Então, olha-se e lê-se de novo o dito Acordo e o que nos sai pela proa é uma espécie de língua escrita em versão transgénica, com paladares optativamente adaptados às diversas nacionalidades que a falam e usam. Coisa “moderna”… Tanto ou tão pouco “moderna” que até o Bloco de Esquerda a deixou passar no Parlamento!...
Tanta «unificação» para uma «mais ampla difusão», para afinal ficarmos com resmas de «variantes», mandando às ortigas - acima de tudo - a etimologia de palavras que são nossas… Isto é que é a defesa da «unidade da língua»?!
Ficaremos é a linguajar até deixarmos de saber escrever, é o que é.
Sejamos claros: por mais voltas que se dê, a verdade é que nos pretendem impor uma língua escrita à imagem da língua falada (**). Ora não há língua escrita que resista a semelhante estupidez, como é fácil de perceber. Alguém concebe o minhoto, o lisboeta, o brasileiro do Ceará, o moçambicano de Nampula, etc., escrevendo a língua portuguesa da mesma forma como a falam?!...
Ora sucede que este “progresso”, ainda por cima, é-nos atirado aos costados com a acusação de sermos nós, «os do contra», os «conservadores»… Progressistas e revolucionários são os Malacas Casteleiros, os Sócrates, os Luíses Amados, os Pintos Ribeiros, os Carlos Reis, os Cavacos Silvas…; os outros, como Vasco Graça Moura, Vitorino Magalhães Godinho, Eduardo Lourenço, Mário Cláudio, Maria Alzira Seixo, Vítor Manuel Aguiar e Silva, Gastão Cruz, Pedro Tamen, Manuela Magno, Maria do Rosário Pedreira, Carlos Bessa, Amadeu Baptista, Arnaldo Matos - entre milhares de outros, pois a petição on-line contra o dito Acordo já ultrapassou as 115 mil assinaturas -, estes, os outros, seriam um bando de retrógados de direita, nacionalistas e até mesmo de chauvinistas!...
Chantagens destas devem ser firmemente desmascaradas e combatidas. Sem cedências!
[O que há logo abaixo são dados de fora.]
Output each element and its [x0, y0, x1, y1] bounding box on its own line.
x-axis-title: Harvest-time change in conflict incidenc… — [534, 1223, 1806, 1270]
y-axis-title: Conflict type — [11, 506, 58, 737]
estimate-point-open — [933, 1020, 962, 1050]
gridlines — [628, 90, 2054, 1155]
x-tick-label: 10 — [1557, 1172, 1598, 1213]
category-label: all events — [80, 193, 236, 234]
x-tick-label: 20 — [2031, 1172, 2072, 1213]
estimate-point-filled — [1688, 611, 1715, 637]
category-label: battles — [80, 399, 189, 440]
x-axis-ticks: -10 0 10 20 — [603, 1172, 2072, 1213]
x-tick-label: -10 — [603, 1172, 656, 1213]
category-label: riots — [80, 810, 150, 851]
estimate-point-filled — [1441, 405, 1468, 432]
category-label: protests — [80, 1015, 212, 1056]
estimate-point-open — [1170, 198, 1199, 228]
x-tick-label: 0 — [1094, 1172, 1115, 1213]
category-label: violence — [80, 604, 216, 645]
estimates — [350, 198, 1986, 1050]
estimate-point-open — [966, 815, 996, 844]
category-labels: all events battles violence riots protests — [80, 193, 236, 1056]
Camões, tal faria por certo.
Talvez ainda volte ao assunto, pois ele contém muitas perspectivas pelas quais pode ser abordado - e eu limitei-me a destacar as que julgo mais pertinentes.
(*) - Convirá recordar que há 10 milhões de portugueses, enquanto os brasileiros são para aí uns 190 milhões - o que, pelos vistos, justificará tudo… É a ditadura dos números (e não quero com isto afirmar que, no caso, as culpas são brasileiras)!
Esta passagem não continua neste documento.